Martin: This week is an important week in Israeli politics with the election on Tuesday. Where would you say Israeli politics stand on cannabis ahead of the election? And where do you think cannabis is headed?

Kaye: Well, there have been some promises made. But cannabis isn’t at the forefront of Israel’s political agenda. Obviously, security will always take precedence around there. But we’ve got a lot of people suffering from PTSD and we live in a very stressful society. So I’m really looking forward to seeing some change and seeing legalization register. I don’t think I’m willing to predict that yet. 

They haven’t allowed export. There’s a lot of money that’s flowing into the country to develop the cannabis infrastructure in order to export and lead the way in the world. The government hasn’t come through on that regulation. Patients haven’t gotten access. So, I think it could become a very crucial theme in the next election. 

Martin: And what are your thoughts on the degree to which politics in the United States are playing a role in the global cannabis industry, and in Israel’s cannabis industry?

Kaye: It has a huge effect. I think everyone’s waiting to see what happens. It’s still federally illegal in the United States, obviously impeding banking. We can do banking in Israel, but we can’t do international trade. Geo-fencing of cannabis is very, very complicated. It will allow local economies to flourish around cannabis. But everyone’s looking towards the U.S until there is a clear policy in the U.S. And there still isn’t even a clear policy around hemp and CBD. You federalized hemp and you didn’t allow the banking of hemp.  

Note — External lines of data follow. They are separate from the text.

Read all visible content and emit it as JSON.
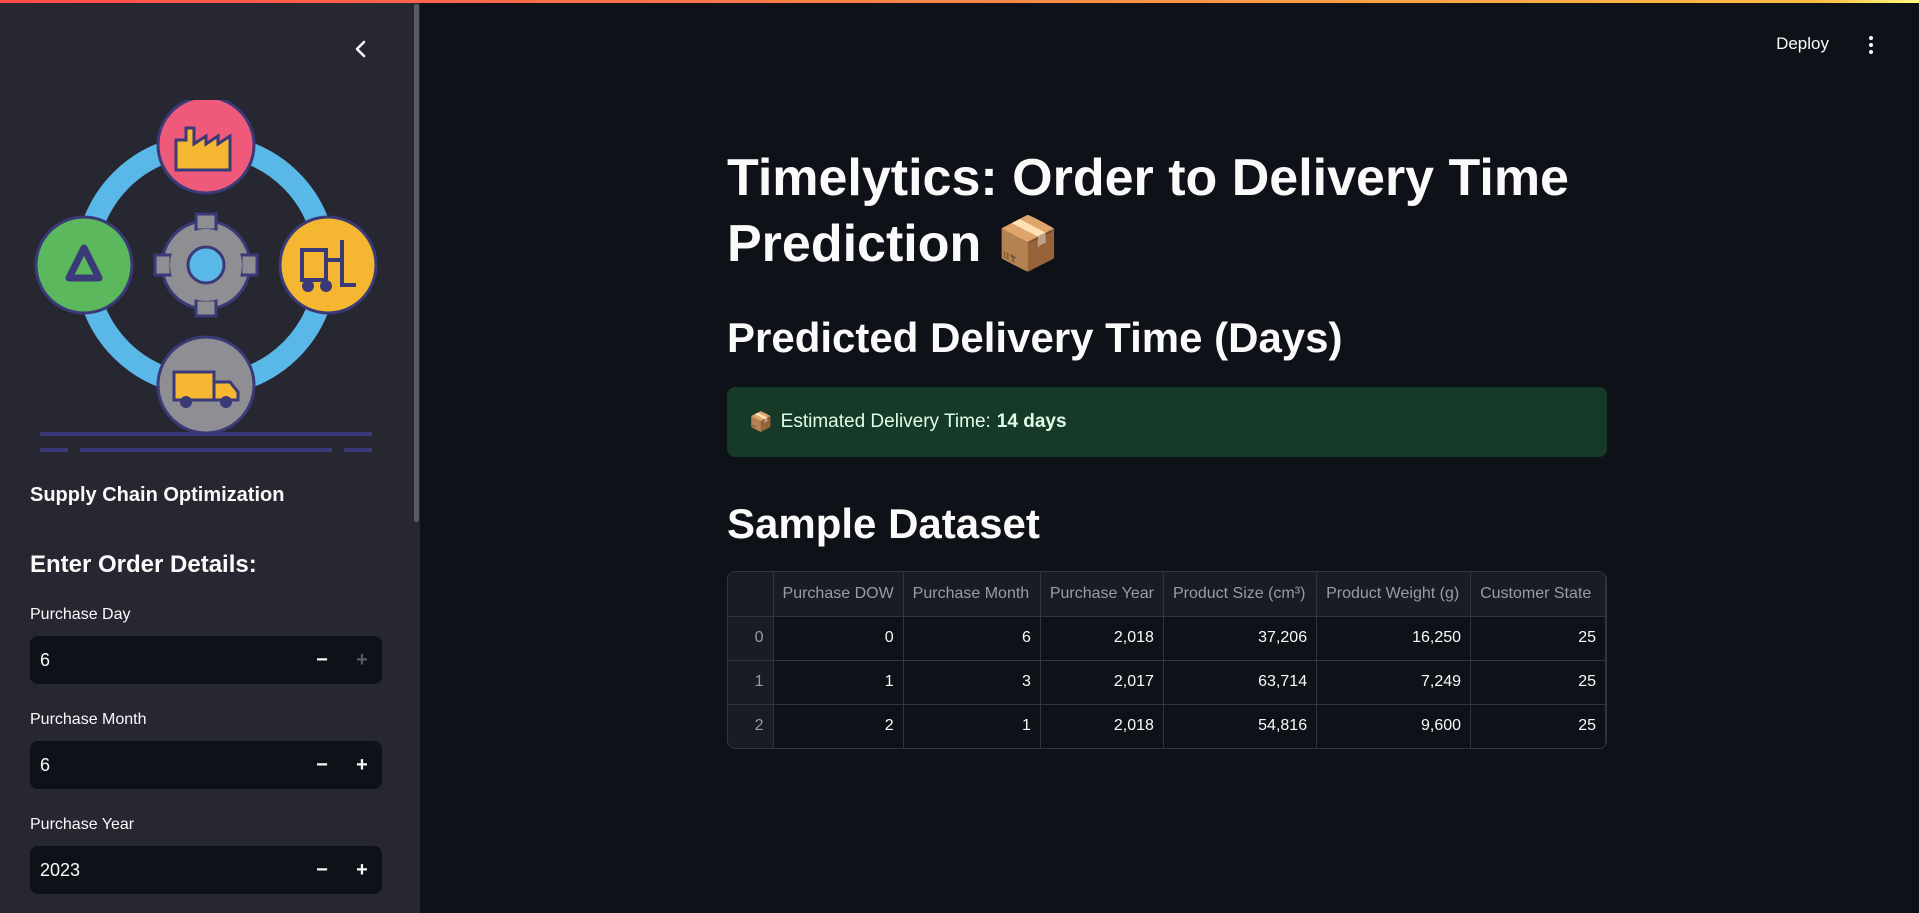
{
  "sidebar": {
    "collapse_icon": "chevron-left-icon",
    "logo_icon": "supply-chain-cycle-icon",
    "title": "Supply Chain Optimization",
    "heading": "Enter Order Details:",
    "fields": [
      {
        "label": "Purchase Day",
        "value": "6",
        "minus": "−",
        "plus": "+"
      },
      {
        "label": "Purchase Month",
        "value": "6",
        "minus": "−",
        "plus": "+"
      },
      {
        "label": "Purchase Year",
        "value": "2023",
        "minus": "−",
        "plus": "+"
      }
    ]
  },
  "header": {
    "deploy_label": "Deploy",
    "menu_icon": "vertical-dots-icon"
  },
  "main": {
    "title": "Timelytics: Order to Delivery Time Prediction 📦",
    "predicted_heading": "Predicted Delivery Time (Days)",
    "alert": {
      "icon": "📦",
      "text": "Estimated Delivery Time:",
      "value": "14 days"
    },
    "dataset_heading": "Sample Dataset",
    "table": {
      "columns": [
        "",
        "Purchase DOW",
        "Purchase Month",
        "Purchase Year",
        "Product Size (cm³)",
        "Product Weight (g)",
        "Customer State"
      ],
      "rows": [
        [
          "0",
          "0",
          "6",
          "2,018",
          "37,206",
          "16,250",
          "25"
        ],
        [
          "1",
          "1",
          "3",
          "2,017",
          "63,714",
          "7,249",
          "25"
        ],
        [
          "2",
          "2",
          "1",
          "2,018",
          "54,816",
          "9,600",
          "25"
        ]
      ]
    }
  },
  "colors": {
    "background": "#0e1117",
    "sidebar": "#262730",
    "success_bg": "#173928",
    "accent_gradient_start": "#ff4b4b",
    "accent_gradient_end": "#fffd80"
  }
}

So until we start seeing some guidance, I think we’re going to wait and see. You know we saw some movement after Canada, another G-7 country that legalized. But I think we’re going to be waiting to see what Mr. Trump is going to do. 

Martin: What would it mean for the global cannabis industry if President Trump is elected again?

Kaye: I think if he was to take a position of it being a legacy to legalize cannabis, which he might do, the implications worldwide would be a global release of cannabis, not only on the medical but on the recreational level, on the banking level, on insurance, total global de-stigmatization. And America could lead that. And I don’t think there are many other countries in the world that could do that, that have the influence. If Australia said, “Oh, we’re going to go and legalize cannabis,” it wouldn’t have the effect that if the U.S. did that. So I think it’s very, very important that the U.S. moves in the right direction. And it is. But, you know, global change takes time.